Interview du président
du Conseil mondial des Grecs de l'Etranger
Stephanos Tamvakis : les communautés doivent tourner la page

premier président du SAE issu du continent africain
Que deviennent les Grecs de l'étranger à l'ère de la globalisation ? Leurs structures, associations, églises, communautés, ont-elles encore un rôle à jouer ? Alors que pour la première fois un projet de loi sur le vote des Grecs vivant à l'étranger est en cours d'élaboration par le gouvernement grec, Athanassios Evanghelou et Cassandre Toscani s'entretiennent avec Stephanos Tamvakis, président d'une des plus anciennes communautés grecques, celle d'Alexandrie, en Egypte, et président du Conseil mondial des Grecs de l'Etranger, depuis son élection en décembre 2006.
i-GR – Monsieur Tamvakis, vous êtes depuis peu le nouveau président du SAE, le Conseil de l'Hellénisme Expatrié, ou, si vous préférez, le Conseil mondial des Grecs de l'étranger.
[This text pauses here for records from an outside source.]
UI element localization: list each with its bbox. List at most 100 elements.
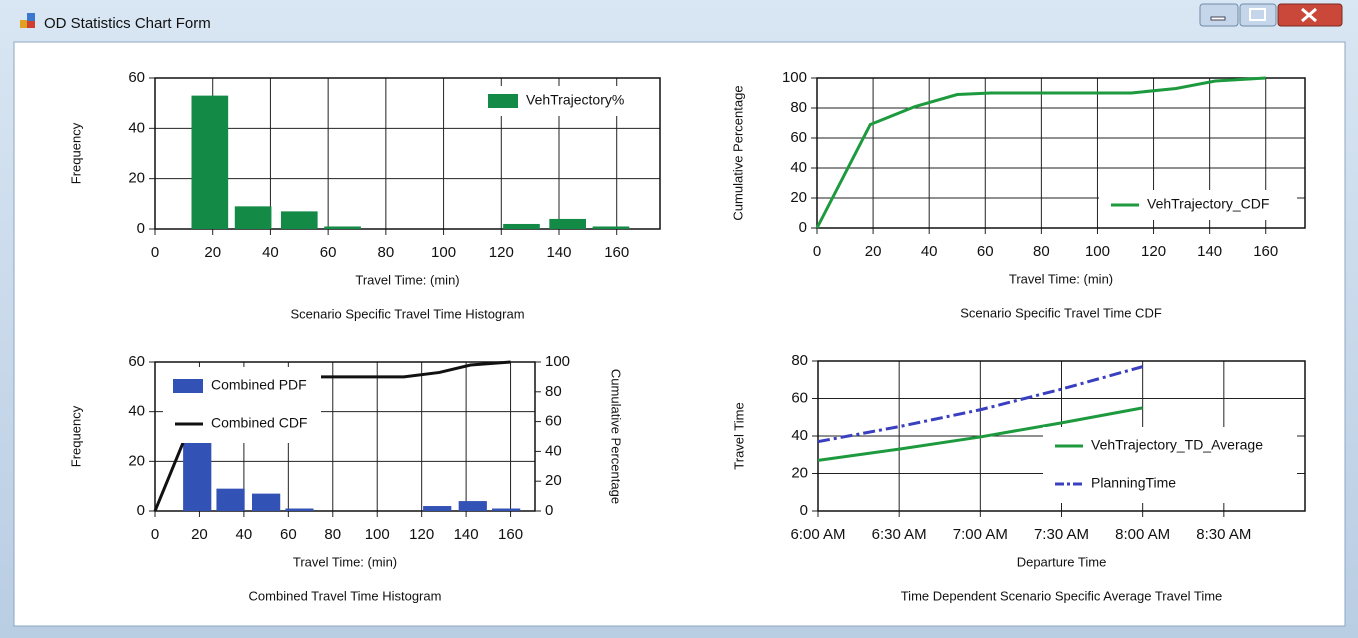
x-tick-label: 80 — [378, 244, 395, 261]
y2-tick-label: 20 — [545, 472, 562, 489]
x-axis-label: Travel Time: (min) — [1009, 271, 1113, 286]
y2-tick-label: 0 — [545, 502, 553, 519]
x-tick-label: 100 — [365, 526, 390, 543]
y-tick-label: 80 — [791, 352, 808, 369]
bar — [549, 219, 586, 229]
y-axis-label: Frequency — [68, 405, 83, 467]
x-tick-label: 160 — [604, 244, 629, 261]
bar — [216, 489, 244, 511]
y2-tick-label: 80 — [545, 383, 562, 400]
y-tick-label: 20 — [791, 464, 808, 481]
y-tick-label: 40 — [128, 403, 145, 420]
bar — [252, 494, 280, 511]
x-tick-label: 8:30 AM — [1196, 526, 1251, 543]
y2-tick-label: 40 — [545, 442, 562, 459]
x-tick-label: 60 — [280, 526, 297, 543]
x-tick-label: 8:00 AM — [1115, 526, 1170, 543]
x-axis-label: Travel Time: (min) — [355, 272, 459, 287]
x-tick-label: 140 — [454, 526, 479, 543]
legend: Combined PDF Combined CDF — [163, 367, 321, 443]
y-tick-label: 60 — [128, 69, 145, 86]
x-tick-label: 100 — [1085, 243, 1110, 260]
bar — [192, 96, 229, 229]
y-tick-label: 60 — [128, 353, 145, 370]
maximize-button[interactable] — [1240, 4, 1276, 26]
x-tick-label: 0 — [151, 526, 159, 543]
y-tick-label: 60 — [791, 389, 808, 406]
legend-swatch — [488, 94, 518, 108]
x-tick-label: 120 — [1141, 243, 1166, 260]
x-tick-label: 0 — [151, 244, 159, 261]
bar — [235, 206, 272, 229]
bar — [459, 501, 487, 511]
window: OD Statistics Chart Form 0 20 40 60 0 20 40 60 8… — [0, 0, 1358, 638]
x-tick-label: 6:00 AM — [790, 526, 845, 543]
x-tick-label: 7:00 AM — [953, 526, 1008, 543]
x-tick-label: 20 — [865, 243, 882, 260]
x-tick-label: 0 — [813, 243, 821, 260]
x-tick-label: 40 — [236, 526, 253, 543]
x-axis-label: Travel Time: (min) — [293, 554, 397, 569]
bar — [324, 226, 361, 229]
x-tick-label: 40 — [921, 243, 938, 260]
y-tick-label: 40 — [128, 119, 145, 136]
bar — [281, 211, 318, 229]
y-tick-label: 60 — [790, 129, 807, 146]
legend-label: Combined CDF — [211, 415, 307, 431]
close-button[interactable] — [1278, 4, 1342, 26]
y-tick-label: 0 — [800, 502, 808, 519]
legend-label: Combined PDF — [211, 377, 307, 393]
x-tick-label: 7:30 AM — [1034, 526, 1089, 543]
legend-label: VehTrajectory_CDF — [1147, 196, 1269, 212]
chart-title: Scenario Specific Travel Time Histogram — [290, 306, 524, 321]
y-tick-label: 20 — [128, 452, 145, 469]
x-tick-label: 120 — [489, 244, 514, 261]
y-tick-label: 0 — [137, 502, 145, 519]
x-tick-label: 6:30 AM — [872, 526, 927, 543]
chart-title: Scenario Specific Travel Time CDF — [960, 305, 1162, 320]
x-tick-label: 80 — [324, 526, 341, 543]
legend-label: VehTrajectory_TD_Average — [1091, 437, 1263, 453]
y-axis-label: Travel Time — [731, 402, 746, 469]
minimize-button[interactable] — [1200, 4, 1238, 26]
legend-label: PlanningTime — [1091, 475, 1176, 491]
legend-swatch — [173, 379, 203, 393]
y-tick-label: 100 — [782, 69, 807, 86]
y-tick-label: 0 — [799, 219, 807, 236]
x-tick-label: 140 — [546, 244, 571, 261]
chart-title: Time Dependent Scenario Specific Average… — [901, 588, 1223, 603]
x-tick-label: 100 — [431, 244, 456, 261]
y2-tick-label: 100 — [545, 353, 570, 370]
window-title: OD Statistics Chart Form — [44, 15, 211, 32]
x-axis-label: Departure Time — [1017, 554, 1107, 569]
x-tick-label: 140 — [1197, 243, 1222, 260]
bar — [492, 509, 520, 511]
y-tick-label: 80 — [790, 99, 807, 116]
bar — [285, 509, 313, 511]
y-tick-label: 20 — [128, 170, 145, 187]
y-tick-label: 40 — [791, 427, 808, 444]
y2-axis-label: Cumulative Percentage — [609, 369, 624, 504]
x-tick-label: 80 — [1033, 243, 1050, 260]
legend-label: VehTrajectory% — [526, 92, 624, 108]
x-tick-label: 120 — [409, 526, 434, 543]
y2-tick-label: 60 — [545, 413, 562, 430]
x-tick-label: 60 — [320, 244, 337, 261]
chart-title: Combined Travel Time Histogram — [249, 588, 442, 603]
x-tick-label: 20 — [204, 244, 221, 261]
legend: VehTrajectory_CDF — [1099, 190, 1297, 220]
y-axis-label: Frequency — [68, 122, 83, 184]
y-tick-label: 20 — [790, 189, 807, 206]
legend: VehTrajectory% — [478, 86, 652, 116]
page: {"window": {"title": "OD Statistics Char… — [0, 0, 1358, 638]
x-tick-label: 160 — [1253, 243, 1278, 260]
y-tick-label: 0 — [137, 220, 145, 237]
x-tick-label: 40 — [262, 244, 279, 261]
y-tick-label: 40 — [790, 159, 807, 176]
x-tick-label: 60 — [977, 243, 994, 260]
bar — [593, 226, 630, 229]
legend: VehTrajectory_TD_Average PlanningTime — [1043, 427, 1297, 503]
x-tick-label: 20 — [191, 526, 208, 543]
x-tick-label: 160 — [498, 526, 523, 543]
bar — [503, 224, 540, 229]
Que signifie pour vous l'hellénisme, aujourd'hui ?
S. T. – L'hellénisme est la continuation de notre histoire, il est la défense de notre langue ; c'est aussi tout ce que le Grec peut apporter dans le pays où il vit. A notre époque où le maître-mot est globalisation, le Grec, lui, résiste, dans le bon sens du terme. Il veut préserver son identité culturelle. Il est fier de son Histoire. Même la jeunesse renoue avec ses racines. Les Grecs ont des qualités remarquables, ils excellent dans nombre de domaines, que ce soit dans le monde de la culture, de la science, ou des affaires. Quel que soit le pays dans lequel il vit, le Grec va toujours de l'avant, en se fondant dans sa nouvelle patrie mais sans perdre son identité. Et, pour perpétuer les traditions, la famille continue à jouer un rôle prédominant, surtout la mère, qui en reste la gardienne et les transmet.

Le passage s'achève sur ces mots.